Paylaş
2017’nin bu ilk yazısına 2016 yılının tüm beklentilerimi karşılamış, tüm dileklerimi gerçekleştirmiş olduğunu söyleyerek başlayabilmek isterdim. Okuyanlarınız hatırlayacaktır, 1 Ocak 2016’da yayımlanan “2016’dan beklediklerim” başlıklı yazımda 2016 için ne gibi umutlar beslediğimi aktarmıştım sizlere. Ancak ne acıdır ki 2016 yılı ile ilgili umutlarımın bir teki bile gerçekleşmediği gibi, bu yazıyı kaleme aldığım 1 Ocak 2017 sabahına İstanbul Ortaköy’deki gözde bir eğlence mekânına düzenlenen saldırı haberi ile uyandım. 39 kişinin hayatını yitirmesine, 65 kişinin yaralanmasına neden olan bu saldırıyı esefle kınıyorum.

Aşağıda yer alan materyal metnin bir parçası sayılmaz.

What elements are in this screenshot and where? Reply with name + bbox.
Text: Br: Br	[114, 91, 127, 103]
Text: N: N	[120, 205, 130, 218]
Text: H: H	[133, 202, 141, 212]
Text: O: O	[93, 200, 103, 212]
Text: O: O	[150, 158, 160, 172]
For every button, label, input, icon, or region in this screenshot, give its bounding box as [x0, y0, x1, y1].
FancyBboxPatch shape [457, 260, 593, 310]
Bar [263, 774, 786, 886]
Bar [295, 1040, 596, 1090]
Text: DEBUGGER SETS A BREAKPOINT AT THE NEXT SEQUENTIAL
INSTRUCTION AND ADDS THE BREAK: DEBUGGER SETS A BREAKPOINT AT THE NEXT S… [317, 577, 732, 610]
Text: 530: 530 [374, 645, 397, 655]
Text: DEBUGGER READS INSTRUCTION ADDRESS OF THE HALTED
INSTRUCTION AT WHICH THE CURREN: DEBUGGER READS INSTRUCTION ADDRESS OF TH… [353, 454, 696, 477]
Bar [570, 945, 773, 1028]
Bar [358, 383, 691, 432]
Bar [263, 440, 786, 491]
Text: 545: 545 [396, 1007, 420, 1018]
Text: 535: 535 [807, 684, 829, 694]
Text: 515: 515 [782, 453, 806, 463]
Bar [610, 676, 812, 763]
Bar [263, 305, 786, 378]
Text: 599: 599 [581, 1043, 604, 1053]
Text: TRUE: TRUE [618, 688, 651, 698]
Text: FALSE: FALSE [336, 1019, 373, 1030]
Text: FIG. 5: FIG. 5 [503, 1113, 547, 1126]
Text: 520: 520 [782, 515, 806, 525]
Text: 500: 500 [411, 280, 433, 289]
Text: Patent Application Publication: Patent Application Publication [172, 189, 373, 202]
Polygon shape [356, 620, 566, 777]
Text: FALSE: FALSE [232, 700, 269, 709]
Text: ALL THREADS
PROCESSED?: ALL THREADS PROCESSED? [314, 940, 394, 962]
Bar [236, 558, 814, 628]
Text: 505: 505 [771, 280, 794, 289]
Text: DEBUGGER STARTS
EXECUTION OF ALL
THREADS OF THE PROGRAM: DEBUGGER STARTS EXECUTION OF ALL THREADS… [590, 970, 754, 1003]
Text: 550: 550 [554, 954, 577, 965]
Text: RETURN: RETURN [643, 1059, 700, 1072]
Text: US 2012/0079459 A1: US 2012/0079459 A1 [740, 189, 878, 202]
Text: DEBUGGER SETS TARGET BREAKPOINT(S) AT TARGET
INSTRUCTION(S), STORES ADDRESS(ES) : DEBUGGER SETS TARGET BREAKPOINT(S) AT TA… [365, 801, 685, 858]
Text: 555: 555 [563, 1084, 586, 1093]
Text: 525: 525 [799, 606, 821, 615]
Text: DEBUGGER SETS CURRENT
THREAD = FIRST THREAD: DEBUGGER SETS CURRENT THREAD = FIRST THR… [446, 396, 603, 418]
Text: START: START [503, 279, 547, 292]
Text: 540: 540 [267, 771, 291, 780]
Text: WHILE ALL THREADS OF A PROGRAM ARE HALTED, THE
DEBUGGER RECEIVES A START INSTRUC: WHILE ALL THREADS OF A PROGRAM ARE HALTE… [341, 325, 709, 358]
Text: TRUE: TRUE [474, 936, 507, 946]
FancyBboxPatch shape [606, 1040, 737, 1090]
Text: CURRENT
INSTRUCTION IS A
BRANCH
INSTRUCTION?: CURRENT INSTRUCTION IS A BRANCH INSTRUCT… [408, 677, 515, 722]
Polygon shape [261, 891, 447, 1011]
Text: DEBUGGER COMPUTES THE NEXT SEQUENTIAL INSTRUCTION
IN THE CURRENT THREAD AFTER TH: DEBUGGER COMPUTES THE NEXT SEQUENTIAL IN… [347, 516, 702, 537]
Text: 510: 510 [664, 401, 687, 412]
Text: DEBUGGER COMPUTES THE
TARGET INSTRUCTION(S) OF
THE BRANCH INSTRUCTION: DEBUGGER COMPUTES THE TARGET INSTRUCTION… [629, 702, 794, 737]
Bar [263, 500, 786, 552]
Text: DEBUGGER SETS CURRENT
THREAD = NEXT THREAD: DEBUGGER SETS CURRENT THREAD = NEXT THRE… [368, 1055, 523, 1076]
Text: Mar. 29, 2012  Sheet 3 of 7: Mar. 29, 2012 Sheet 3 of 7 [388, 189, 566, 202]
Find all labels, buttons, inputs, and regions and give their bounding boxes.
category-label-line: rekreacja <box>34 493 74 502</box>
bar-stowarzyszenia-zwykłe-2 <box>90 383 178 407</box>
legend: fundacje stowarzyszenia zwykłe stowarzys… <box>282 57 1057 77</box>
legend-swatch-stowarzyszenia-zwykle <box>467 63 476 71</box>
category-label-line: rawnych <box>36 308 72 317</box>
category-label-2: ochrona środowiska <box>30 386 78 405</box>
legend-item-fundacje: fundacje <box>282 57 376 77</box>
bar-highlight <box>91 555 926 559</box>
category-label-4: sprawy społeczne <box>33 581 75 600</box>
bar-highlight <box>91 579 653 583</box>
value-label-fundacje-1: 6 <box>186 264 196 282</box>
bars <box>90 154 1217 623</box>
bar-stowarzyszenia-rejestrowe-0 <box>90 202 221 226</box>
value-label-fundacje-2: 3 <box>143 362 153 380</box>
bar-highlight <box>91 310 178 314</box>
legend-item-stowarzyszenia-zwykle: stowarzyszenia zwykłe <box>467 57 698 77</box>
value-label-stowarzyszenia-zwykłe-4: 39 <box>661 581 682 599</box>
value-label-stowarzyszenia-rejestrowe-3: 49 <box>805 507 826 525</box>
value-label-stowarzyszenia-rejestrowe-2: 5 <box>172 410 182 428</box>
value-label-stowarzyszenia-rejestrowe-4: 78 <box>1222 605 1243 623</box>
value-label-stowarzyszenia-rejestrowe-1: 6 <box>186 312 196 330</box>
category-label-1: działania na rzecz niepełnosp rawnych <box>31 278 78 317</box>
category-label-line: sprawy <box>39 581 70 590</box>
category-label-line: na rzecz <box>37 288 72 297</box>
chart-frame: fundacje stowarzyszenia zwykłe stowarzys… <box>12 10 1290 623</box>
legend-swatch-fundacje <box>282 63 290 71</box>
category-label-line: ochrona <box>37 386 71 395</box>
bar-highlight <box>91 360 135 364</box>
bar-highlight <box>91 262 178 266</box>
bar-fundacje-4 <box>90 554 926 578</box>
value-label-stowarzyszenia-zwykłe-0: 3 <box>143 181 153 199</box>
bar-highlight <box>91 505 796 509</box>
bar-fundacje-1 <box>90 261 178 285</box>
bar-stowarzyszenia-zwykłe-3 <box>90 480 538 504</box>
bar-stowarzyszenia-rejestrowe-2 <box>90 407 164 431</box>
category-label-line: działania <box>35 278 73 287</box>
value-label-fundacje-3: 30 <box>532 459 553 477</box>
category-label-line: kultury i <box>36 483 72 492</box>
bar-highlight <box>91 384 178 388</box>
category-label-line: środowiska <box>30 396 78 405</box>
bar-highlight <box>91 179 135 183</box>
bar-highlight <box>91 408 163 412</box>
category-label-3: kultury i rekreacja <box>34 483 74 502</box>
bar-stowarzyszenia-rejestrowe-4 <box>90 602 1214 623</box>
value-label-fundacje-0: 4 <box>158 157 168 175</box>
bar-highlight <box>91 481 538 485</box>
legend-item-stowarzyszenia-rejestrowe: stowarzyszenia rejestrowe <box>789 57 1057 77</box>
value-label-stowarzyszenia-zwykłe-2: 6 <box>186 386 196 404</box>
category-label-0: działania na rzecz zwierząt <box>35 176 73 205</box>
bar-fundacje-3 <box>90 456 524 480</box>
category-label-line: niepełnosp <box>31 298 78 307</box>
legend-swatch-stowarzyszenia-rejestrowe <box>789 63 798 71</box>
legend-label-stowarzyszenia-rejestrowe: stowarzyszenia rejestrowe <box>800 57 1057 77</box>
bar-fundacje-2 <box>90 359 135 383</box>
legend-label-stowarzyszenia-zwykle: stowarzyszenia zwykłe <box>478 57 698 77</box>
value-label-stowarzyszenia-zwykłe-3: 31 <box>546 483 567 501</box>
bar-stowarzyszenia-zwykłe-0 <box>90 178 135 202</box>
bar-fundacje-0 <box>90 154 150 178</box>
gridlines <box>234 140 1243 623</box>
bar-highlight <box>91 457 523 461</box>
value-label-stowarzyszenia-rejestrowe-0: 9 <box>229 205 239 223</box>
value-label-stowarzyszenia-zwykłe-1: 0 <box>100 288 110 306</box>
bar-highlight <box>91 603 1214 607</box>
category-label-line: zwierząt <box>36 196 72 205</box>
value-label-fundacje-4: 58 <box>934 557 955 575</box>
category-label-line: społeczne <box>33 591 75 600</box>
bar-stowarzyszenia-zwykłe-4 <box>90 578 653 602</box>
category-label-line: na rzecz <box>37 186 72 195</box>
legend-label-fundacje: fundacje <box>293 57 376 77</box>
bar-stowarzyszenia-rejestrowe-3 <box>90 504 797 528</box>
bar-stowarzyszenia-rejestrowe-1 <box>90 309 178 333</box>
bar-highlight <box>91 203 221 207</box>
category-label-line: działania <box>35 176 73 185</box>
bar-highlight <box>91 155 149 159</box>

Geçtiğimiz salı günü Kas Hastalıkları Derneği’nin düzenlediği geleneksel yılsonu etkinliğine davetliydim. 12.00–16.00 saatleri arasında Avcılar Paşaeli Piknik Alanı, Gölpark Tesisleri’nde gerçekleşen etkinliğe kas hastaları ve yakınları, Dernek Yöneticileri ve Derneğin Gönül Dostları katıldılar. 2012 yılında başladığı çalışmalarını halen sürdürmekte olan Dernek Korosu Koro ES, 2013’ten bu yana kendisine eşlik eden Gönül Dostları Orkestrası ile birlikte sahne aldı bu özel günde.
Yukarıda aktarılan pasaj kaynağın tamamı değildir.